Prix Nobel de la paix

Impression seulement ? Pour le professeur de droit Mouna Kraïem, les nouvelles mesures prise sous couvert d’état d’urgence équivalent à « l’instauration d’une dictature dans le plein sens du terme ». Certes, le chef de l’État a nié vouloir revêtir des atours autoritaires, assurant que toute réforme passerait par la voix du référendum. Mais ses détracteurs restent, évidemment, sceptiques face à ces manœuvres.

Populisme. Voilà le mot qu’ils emploient volontiers pour dénoncer le torpillage d’une décennie d’apprentissage démocratique en Tunisie. 2011-2021 : une parenthèse qui viendrait, éventuellement, de se refermer par l’action du « personnage suprême », invoquant la corruption, les échecs socio-économiques et la crise sanitaire due au coronavirus pour passer à l’action.

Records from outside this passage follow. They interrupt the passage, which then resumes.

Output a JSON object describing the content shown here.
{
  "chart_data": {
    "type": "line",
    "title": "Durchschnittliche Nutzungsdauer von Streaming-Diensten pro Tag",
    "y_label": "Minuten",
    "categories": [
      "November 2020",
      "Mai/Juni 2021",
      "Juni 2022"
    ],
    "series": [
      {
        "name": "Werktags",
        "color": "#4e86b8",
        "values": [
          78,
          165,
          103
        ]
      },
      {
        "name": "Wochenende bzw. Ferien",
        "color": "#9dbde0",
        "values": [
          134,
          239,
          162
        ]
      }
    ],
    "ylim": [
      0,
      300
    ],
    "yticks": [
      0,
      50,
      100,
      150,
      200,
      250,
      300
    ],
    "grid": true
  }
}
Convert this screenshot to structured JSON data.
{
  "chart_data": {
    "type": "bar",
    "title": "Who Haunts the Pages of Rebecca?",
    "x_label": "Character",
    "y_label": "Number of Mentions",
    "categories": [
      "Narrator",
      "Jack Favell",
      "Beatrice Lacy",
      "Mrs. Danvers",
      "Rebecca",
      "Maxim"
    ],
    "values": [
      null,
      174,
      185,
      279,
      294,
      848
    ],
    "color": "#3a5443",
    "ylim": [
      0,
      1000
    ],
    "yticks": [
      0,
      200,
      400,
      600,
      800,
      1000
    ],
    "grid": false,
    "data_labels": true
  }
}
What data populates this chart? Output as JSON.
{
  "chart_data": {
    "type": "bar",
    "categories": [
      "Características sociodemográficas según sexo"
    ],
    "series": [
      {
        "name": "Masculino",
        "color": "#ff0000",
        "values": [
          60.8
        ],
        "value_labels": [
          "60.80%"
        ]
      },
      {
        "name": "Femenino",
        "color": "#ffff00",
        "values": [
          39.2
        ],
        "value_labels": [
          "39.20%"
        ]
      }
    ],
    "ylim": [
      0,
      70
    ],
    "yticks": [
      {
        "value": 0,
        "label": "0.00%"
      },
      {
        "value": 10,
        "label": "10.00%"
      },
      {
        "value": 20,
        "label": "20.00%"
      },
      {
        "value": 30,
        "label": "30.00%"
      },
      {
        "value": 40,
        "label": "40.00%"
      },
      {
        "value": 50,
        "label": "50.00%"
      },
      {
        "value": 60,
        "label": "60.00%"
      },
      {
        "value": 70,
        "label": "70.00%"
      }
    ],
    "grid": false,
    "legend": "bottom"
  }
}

Fallait-il pour autant nier le cœur même du fonctionnement démocratique ? Fallait-il faire rougir de honte et de remords les membres de l’Académie royale des sciences de Suède, qui regretteraient subitement d’avoir décerné, en 2015, à la Tunisie, le prix Nobel de la paix pour sa transition démocratique en bonne voie ? Reste à voir quelle sera la version du populisme de Kaïs Saïed…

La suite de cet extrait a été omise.